A way to do atomic writes

Posted May 20, 2021 20:33 UTC (Thu) by aist (guest, #51495)
Parent article: A way to do atomic writes

Atomic operations on files don't have much sense now, because they imply two things:

1. The model of concurrency.
2. The system of relaxations of atomicity, to support different consistency/performance tradeoffs.

Atomicity is not cheap, and, what is much more important, it's not (easily) composable. Because of that, pushing high-level semantics down to hardware (disks) will not work as expected. Elementary (1-4 blocks) atomic operations are more than enough to support high-level composable atomic semantics across many disks. BUT, it's very hard to have high-level (generic) atomic writes which will be parallel. People, relational databases apparently provide pretty concurrent atomicity, but they rely on the fact that relational tables are unordered (sets or records), so it's relatively easy to merge multiple parallel versions of the same table into the single one. Merging of ordered data structures like vectors (and files) is not defined in general case (it's application-defined).

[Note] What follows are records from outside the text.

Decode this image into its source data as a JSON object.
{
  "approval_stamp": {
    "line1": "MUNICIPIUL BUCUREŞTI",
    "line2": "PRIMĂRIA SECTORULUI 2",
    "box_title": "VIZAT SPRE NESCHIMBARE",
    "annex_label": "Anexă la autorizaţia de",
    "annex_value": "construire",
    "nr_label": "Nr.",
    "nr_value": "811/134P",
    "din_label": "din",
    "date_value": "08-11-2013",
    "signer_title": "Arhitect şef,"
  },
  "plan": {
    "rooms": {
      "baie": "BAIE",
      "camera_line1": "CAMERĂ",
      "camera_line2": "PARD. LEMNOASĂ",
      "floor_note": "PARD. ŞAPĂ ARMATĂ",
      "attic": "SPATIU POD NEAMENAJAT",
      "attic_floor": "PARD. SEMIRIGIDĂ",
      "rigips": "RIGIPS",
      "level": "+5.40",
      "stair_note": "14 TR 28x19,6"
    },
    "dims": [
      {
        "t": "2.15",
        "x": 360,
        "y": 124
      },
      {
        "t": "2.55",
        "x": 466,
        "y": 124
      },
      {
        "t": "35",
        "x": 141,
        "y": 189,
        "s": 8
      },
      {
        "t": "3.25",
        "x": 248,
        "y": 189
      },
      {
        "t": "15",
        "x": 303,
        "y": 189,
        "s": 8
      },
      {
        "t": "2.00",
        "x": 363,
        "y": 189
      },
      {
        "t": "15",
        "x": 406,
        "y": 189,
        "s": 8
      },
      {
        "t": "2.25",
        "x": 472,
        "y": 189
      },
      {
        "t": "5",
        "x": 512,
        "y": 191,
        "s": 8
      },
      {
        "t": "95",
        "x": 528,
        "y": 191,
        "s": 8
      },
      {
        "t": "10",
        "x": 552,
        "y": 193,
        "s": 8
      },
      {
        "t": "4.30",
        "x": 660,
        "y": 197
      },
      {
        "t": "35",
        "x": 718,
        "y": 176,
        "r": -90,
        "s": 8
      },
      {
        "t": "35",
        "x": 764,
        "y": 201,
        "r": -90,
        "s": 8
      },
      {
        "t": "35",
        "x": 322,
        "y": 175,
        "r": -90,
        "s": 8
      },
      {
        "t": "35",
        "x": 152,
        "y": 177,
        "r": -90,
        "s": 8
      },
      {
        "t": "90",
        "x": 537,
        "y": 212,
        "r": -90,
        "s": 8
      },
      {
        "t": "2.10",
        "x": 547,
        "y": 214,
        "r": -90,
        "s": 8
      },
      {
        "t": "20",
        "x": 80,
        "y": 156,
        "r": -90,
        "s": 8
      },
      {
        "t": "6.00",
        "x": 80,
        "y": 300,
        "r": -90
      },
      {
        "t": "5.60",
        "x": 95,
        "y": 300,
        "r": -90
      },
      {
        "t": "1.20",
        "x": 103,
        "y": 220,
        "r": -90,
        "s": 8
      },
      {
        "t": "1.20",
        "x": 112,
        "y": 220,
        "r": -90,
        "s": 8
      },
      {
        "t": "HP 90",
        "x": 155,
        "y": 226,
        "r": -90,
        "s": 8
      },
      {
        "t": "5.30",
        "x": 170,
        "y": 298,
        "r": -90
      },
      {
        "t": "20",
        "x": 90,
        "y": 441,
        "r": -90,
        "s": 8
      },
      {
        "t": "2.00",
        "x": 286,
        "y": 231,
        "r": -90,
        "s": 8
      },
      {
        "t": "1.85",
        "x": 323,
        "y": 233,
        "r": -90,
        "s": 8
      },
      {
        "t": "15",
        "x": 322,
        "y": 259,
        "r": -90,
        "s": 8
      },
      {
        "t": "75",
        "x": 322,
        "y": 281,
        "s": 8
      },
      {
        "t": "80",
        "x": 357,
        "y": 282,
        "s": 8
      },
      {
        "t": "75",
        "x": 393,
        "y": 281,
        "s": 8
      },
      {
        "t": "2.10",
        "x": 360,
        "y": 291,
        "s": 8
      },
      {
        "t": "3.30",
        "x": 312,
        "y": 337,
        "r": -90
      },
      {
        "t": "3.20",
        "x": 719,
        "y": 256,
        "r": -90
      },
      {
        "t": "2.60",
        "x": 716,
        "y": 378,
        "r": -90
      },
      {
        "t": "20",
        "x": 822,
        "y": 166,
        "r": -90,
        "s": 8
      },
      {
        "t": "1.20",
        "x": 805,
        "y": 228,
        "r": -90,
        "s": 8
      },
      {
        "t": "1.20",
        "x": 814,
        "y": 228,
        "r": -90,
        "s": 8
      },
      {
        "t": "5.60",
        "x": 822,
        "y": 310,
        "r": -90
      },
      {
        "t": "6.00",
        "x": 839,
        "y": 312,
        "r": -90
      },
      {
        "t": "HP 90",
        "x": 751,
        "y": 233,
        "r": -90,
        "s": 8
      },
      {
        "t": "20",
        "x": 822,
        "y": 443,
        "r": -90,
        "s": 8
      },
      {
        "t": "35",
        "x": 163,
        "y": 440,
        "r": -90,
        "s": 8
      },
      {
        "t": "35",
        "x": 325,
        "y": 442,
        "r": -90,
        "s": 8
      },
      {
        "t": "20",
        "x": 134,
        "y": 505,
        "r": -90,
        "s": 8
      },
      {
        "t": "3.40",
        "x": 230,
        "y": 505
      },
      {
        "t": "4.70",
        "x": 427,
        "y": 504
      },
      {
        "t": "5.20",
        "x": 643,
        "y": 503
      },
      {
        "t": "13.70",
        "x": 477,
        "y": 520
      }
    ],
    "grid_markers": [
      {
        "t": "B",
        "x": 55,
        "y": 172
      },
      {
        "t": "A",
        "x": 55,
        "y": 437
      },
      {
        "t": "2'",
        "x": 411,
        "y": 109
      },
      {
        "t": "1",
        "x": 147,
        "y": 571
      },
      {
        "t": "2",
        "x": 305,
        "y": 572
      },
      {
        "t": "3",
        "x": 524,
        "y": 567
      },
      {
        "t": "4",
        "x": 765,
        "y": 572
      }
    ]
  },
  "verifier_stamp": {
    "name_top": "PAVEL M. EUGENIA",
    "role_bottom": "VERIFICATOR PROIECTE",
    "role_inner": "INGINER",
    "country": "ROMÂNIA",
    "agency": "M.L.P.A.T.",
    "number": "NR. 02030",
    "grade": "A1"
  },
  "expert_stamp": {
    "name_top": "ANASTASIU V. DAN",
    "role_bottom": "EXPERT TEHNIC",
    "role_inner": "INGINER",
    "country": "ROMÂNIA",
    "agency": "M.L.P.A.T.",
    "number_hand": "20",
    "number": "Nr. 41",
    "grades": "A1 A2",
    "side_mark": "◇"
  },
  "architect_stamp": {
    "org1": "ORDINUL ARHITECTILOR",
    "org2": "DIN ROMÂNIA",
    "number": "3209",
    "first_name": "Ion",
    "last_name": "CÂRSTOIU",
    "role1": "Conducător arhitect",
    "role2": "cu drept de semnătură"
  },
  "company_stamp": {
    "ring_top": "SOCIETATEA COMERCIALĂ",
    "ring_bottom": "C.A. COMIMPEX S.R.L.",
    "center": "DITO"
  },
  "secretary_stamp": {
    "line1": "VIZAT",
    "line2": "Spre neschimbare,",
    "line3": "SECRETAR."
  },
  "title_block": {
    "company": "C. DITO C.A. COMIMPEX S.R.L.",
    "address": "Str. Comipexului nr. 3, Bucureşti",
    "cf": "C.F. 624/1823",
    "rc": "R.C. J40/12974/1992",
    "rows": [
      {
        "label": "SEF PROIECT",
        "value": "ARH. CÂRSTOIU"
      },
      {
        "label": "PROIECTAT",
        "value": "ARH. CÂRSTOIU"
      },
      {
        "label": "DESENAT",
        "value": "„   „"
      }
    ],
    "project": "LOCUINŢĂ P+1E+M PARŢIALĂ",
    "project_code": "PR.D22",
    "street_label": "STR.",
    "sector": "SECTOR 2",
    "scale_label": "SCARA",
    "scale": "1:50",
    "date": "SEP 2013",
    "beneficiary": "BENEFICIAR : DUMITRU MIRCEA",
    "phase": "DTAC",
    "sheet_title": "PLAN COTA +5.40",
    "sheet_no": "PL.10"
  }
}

There are pretty good single-writer-multiple-readers (SWMR) schemes which are pretty light-weight, log-structured, wait-free and atomic for readers and writers (see LMDB for an example), but they are inherently single-writer. So, only one writer at a time can own the domain of atomicity (single file, directory, file-system). Readers are fully concurrent though with themselves and with writers. SWMR is best suitable for dynamic data analytics applications because of point-in-time semantics for readers (stable cursors, etc).

Multiple concurrent atomic writes (MWMR) are possible, but they are not that wait-free like SWMR, have much higher operational overhead and require atomic counters for (deterministic) garbage collection. And write-write conflict-resolution is application-defined. So, if we want an MWMR engine to be implemented at the device level, it will require pretty tight integration with applications, implying pretty complex APIs. Simply speaking, it isn't worth the efforts.

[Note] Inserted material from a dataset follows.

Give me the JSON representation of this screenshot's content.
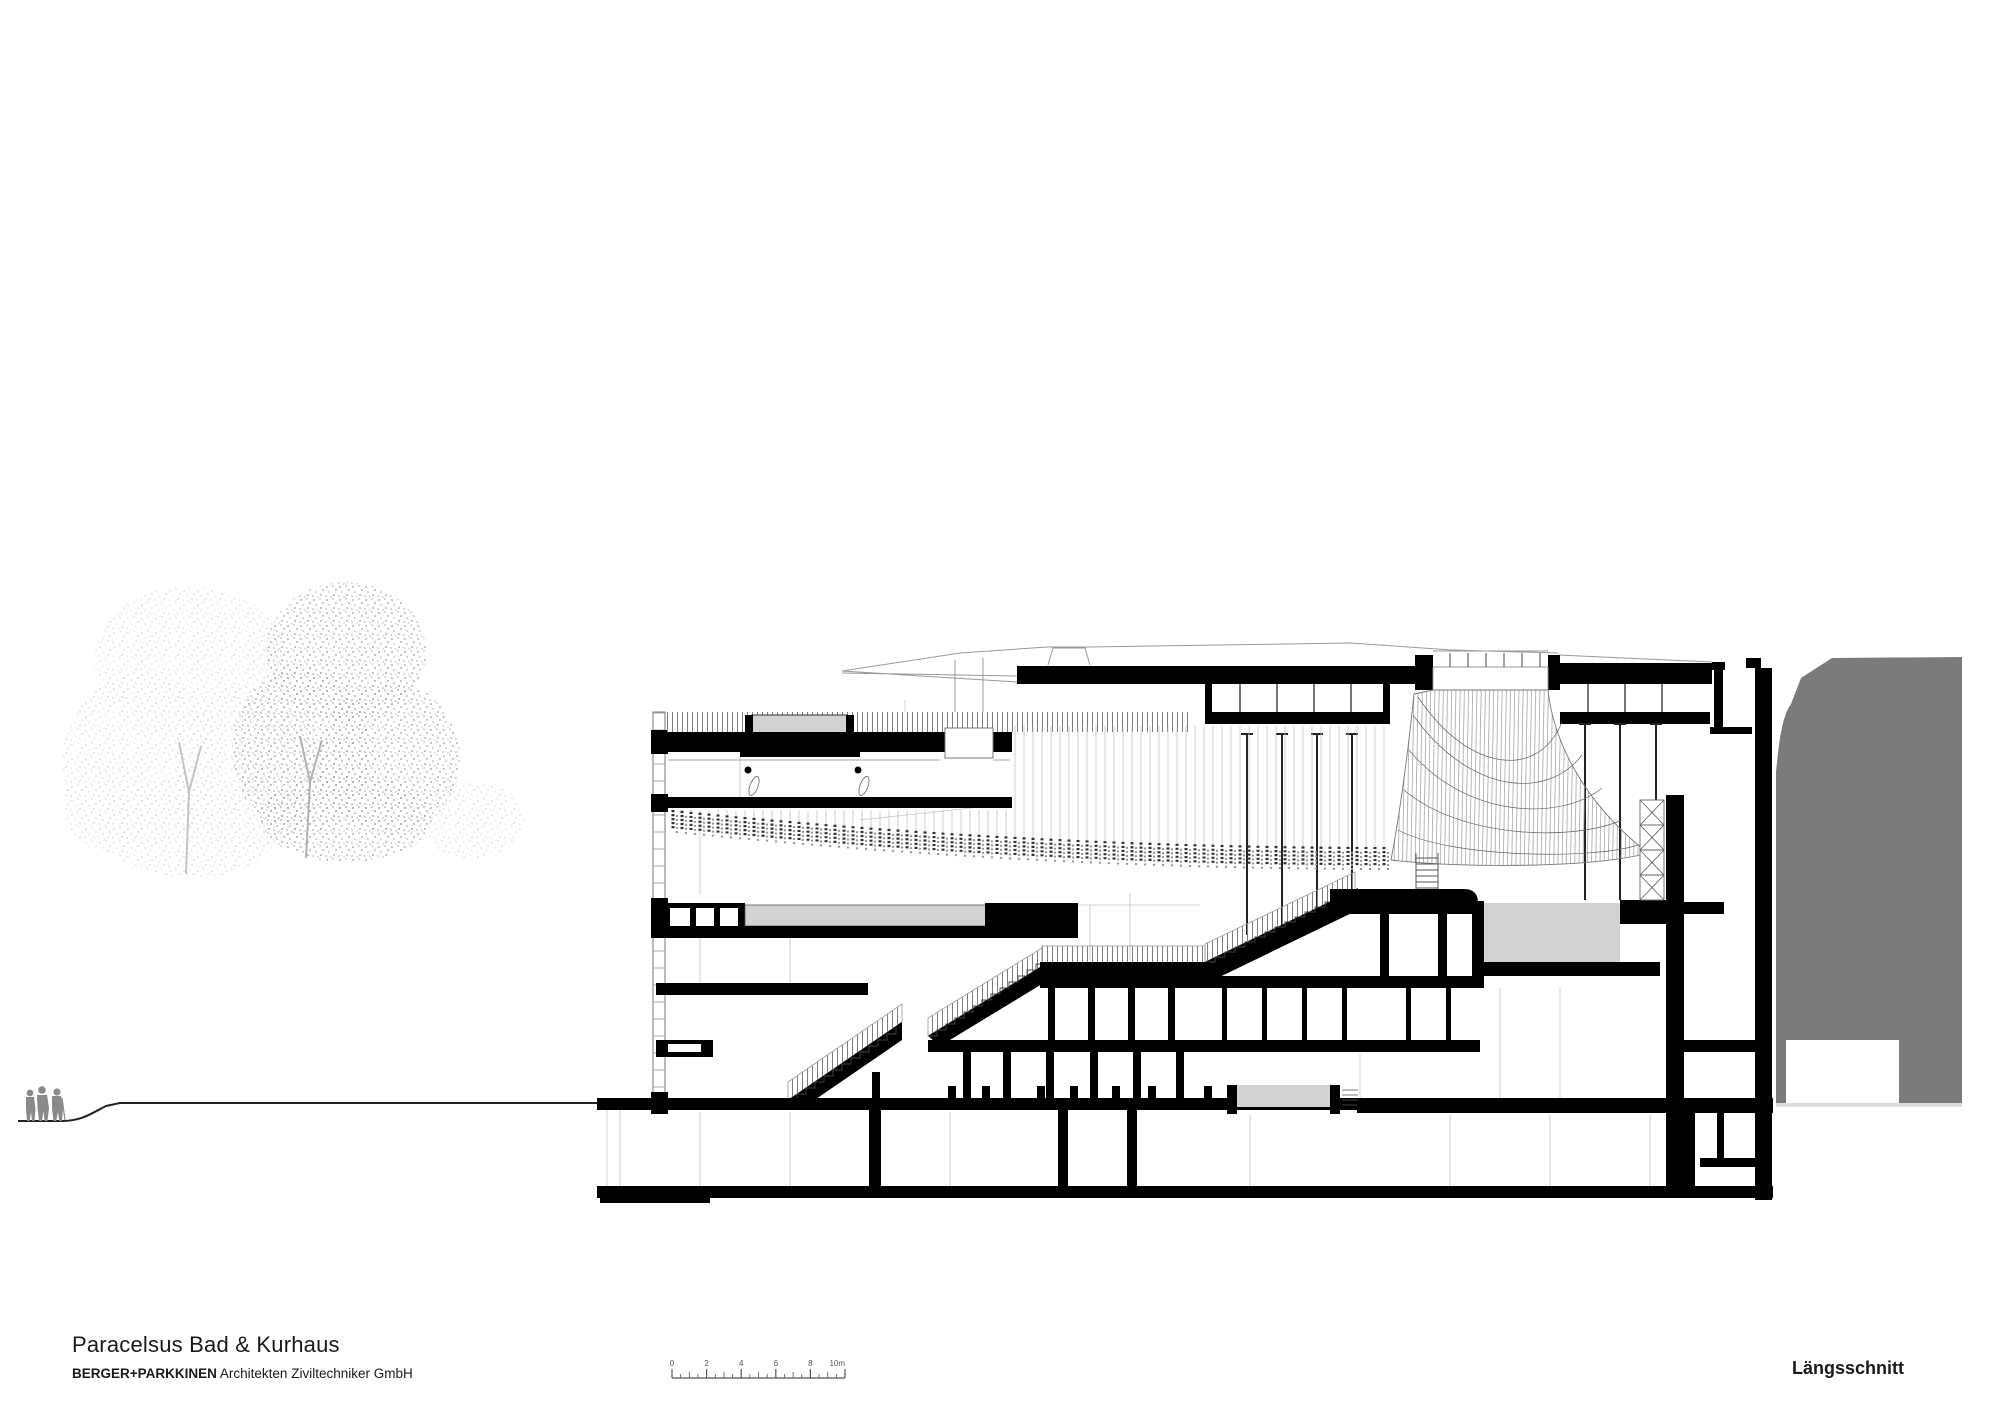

Log-structured SWMR/MWMR may work well with a single-block-scale atomic operations, they just need certain power-failure guaranties. They can be implemented entirely in the userspace as services on top of asynchronous IO interfaces like uring. Partial POSIX file API is emulation for legacy applications accessing the "atomic data" is also possible via FUSE.

Adding complex high-level atomic semantics (especially multi-operation commits) to the POSIX API will create much more problems than atomics are intended to solve.